Beethoven Piano Concerto No. 3

LUDWIG VAN BEETHOVEN    1770-1827

Piano Concerto no 3 in C minor    Opus 37

1.    Allegro con brio
2.    Largo
3.    Rondo: Allegro


The third piano concerto was written in 1800, the same year as the First Symphony, the Opus 18 String Quartets, and the Prometheus ballet. By then the thirty year old Beethoven had learned all that he could from his teachers, and was expressing with absolute clarity and often with astonishing force and cogency a unique musical personality.

A sense of urgency and reserved power is immediately created by the opening three bars, played very quietly on the strings, which contain all the main elements on which the first movement is to be based; an arpeggio, a scale, and the figuration of a drum tap. The orchestral tutti which follows is the longest in all Beethoven's concertos, leading to the eventual appearance of the soloist who enters with some dramatically effective (and subsequently very important) rising scale passages and a statement of the main theme more fully developed than anything so far heard from the orchestra. The second subject, already given by the orchestra in the course of the long orchestral ritornello, is by contrast flowing and lyrical, and the continuation of the movement consists of an assured and masterful discourse between soloist and orchestra of all the principal material plus a number of subsidiary ideas. Perhaps the essence of this "dialogue between equals" is achieved in the coda that follows the solo cadenza and brings the movement to a close; the drum taps (really on drums now) against very soft held string chords whilst the piano interpolates a series of still softer, more distant arpeggio forms, in falling cascades of semiquavers. Then a strong affirmation of the C minor tonality and so to the end.  

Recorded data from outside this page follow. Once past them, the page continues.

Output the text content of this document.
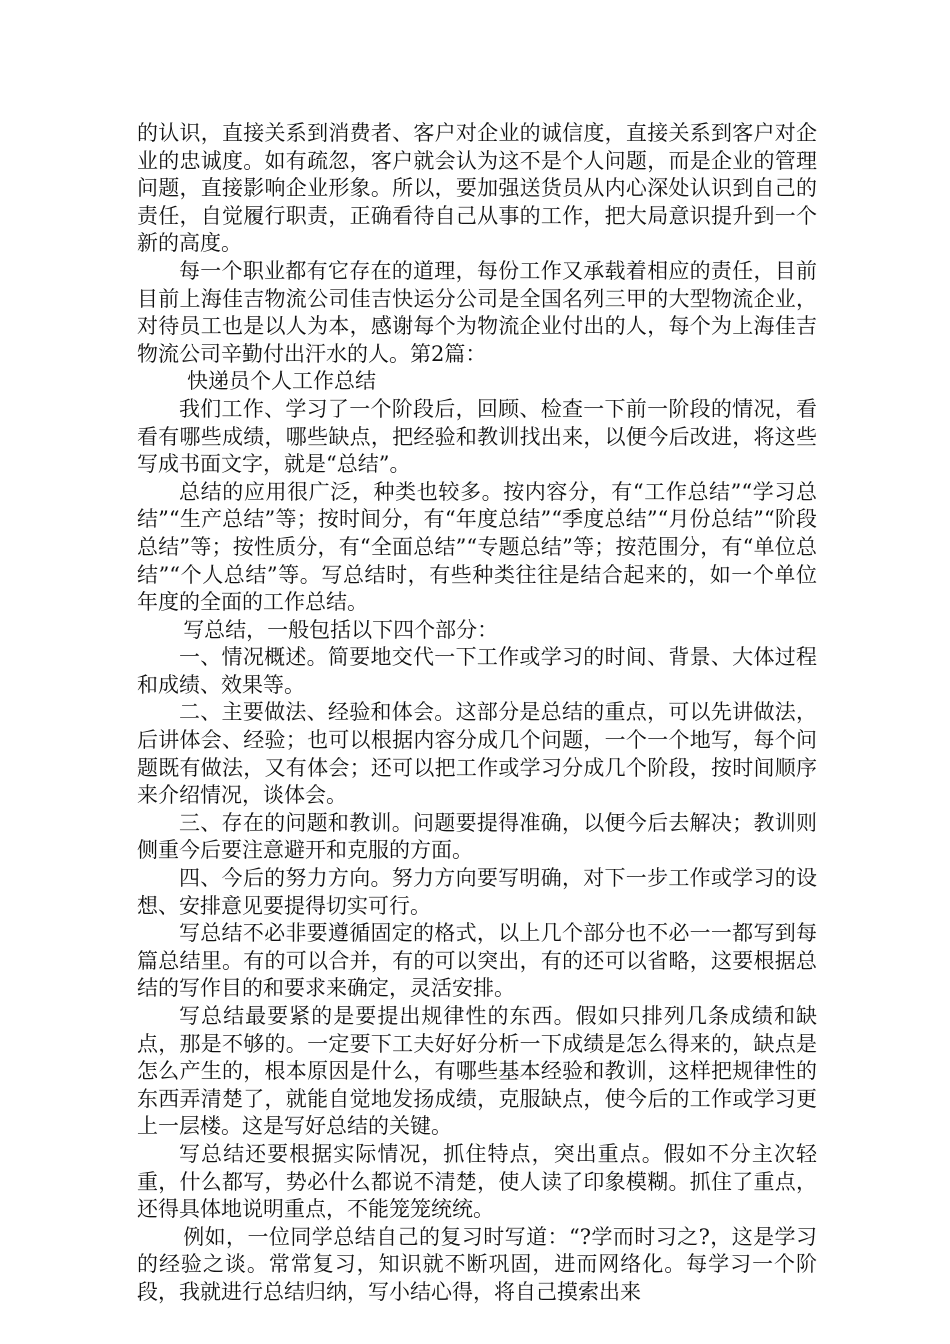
的认识，直接关系到消费者、客户对企业的诚信度，直接关系到客户对企业的忠诚度。如有疏忽，客户就会认为这不是个人问题，而是企业的管理问题，直接影响企业形象。所以，要加强送货员从内心深处认识到自己的责任，自觉履行职责，正确看待自己从事的工作，把大局意识提升到一个新的高度。

每一个职业都有它存在的道理，每份工作又承载着相应的责任，目前目前上海佳吉物流公司佳吉快运分公司是全国名列三甲的大型物流企业，对待员工也是以人为本，感谢每个为物流企业付出的人，每个为上海佳吉物流公司辛勤付出汗水的人。第2篇：

快递员个人工作总结

我们工作、学习了一个阶段后，回顾、检查一下前一阶段的情况，看看有哪些成绩，哪些缺点，把经验和教训找出来，以便今后改进，将这些写成书面文字，就是“总结”。

总结的应用很广泛，种类也较多。按内容分，有“工作总结”“学习总结”“生产总结”等；按时间分，有“年度总结”“季度总结”“月份总结”“阶段总结”等；按性质分，有“全面总结”“专题总结”等；按范围分，有“单位总结”“个人总结”等。写总结时，有些种类往往是结合起来的，如一个单位年度的全面的工作总结。

写总结，一般包括以下四个部分：

一、情况概述。简要地交代一下工作或学习的时间、背景、大体过程和成绩、效果等。

二、主要做法、经验和体会。这部分是总结的重点，可以先讲做法，后讲体会、经验；也可以根据内容分成几个问题，一个一个地写，每个问题既有做法，又有体会；还可以把工作或学习分成几个阶段，按时间顺序来介绍情况，谈体会。

三、存在的问题和教训。问题要提得准确，以便今后去解决；教训则侧重今后要注意避开和克服的方面。

四、今后的努力方向。努力方向要写明确，对下一步工作或学习的设想、安排意见要提得切实可行。

写总结不必非要遵循固定的格式，以上几个部分也不必一一都写到每篇总结里。有的可以合并，有的可以突出，有的还可以省略，这要根据总结的写作目的和要求来确定，灵活安排。

写总结最要紧的是要提出规律性的东西。假如只排列几条成绩和缺点，那是不够的。一定要下工夫好好分析一下成绩是怎么得来的，缺点是怎么产生的，根本原因是什么，有哪些基本经验和教训，这样把规律性的东西弄清楚了，就能自觉地发扬成绩，克服缺点，使今后的工作或学习更上一层楼。这是写好总结的关键。

写总结还要根据实际情况，抓住特点，突出重点。假如不分主次轻重，什么都写，势必什么都说不清楚，使人读了印象模糊。抓住了重点，还得具体地说明重点，不能笼笼统统。

例如，一位同学总结自己的复习时写道：“?学而时习之?，这是学习的经验之谈。常常复习，知识就不断巩固，进而网络化。每学习一个阶段，我就进行总结归纳，写小结心得，将自己摸索出来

The long and beautiful slow movement is in the seemingly remote key of E major. (Seemingly, because some commentators have suggested a somewhat tenuous link based on the fact that E flat, of which there is an abundance in the first movement, is the enharmonic equivalent to D sharp and thus the leading note of E major.) The soloist opens the movement with the principal subject, and the music soon burgeons out in great melodic richness and subtlety of ornamentation. There is an episode in a range of darker keys and some particularly beautiful interplay between individual woodwinds above arabesques from the piano before the extended coda which more or less replaces the formal recapitulation. The movement ends in the quiet unruffled mood in which it began.

The finale is a sparkling rondo, full of wit and energy. Both main themes are heard at first on the solo instrument and between them there appears a dramatic episode which provides a very effective point of contrast; strong C minor chords on wind and percussion answered by rapid rising piano arpeggios. There is a remarkable and highly original coda, with a change of speed (presto) and key (the tonic major) in which elements of the two main themes are combined in a new and unforeseen light.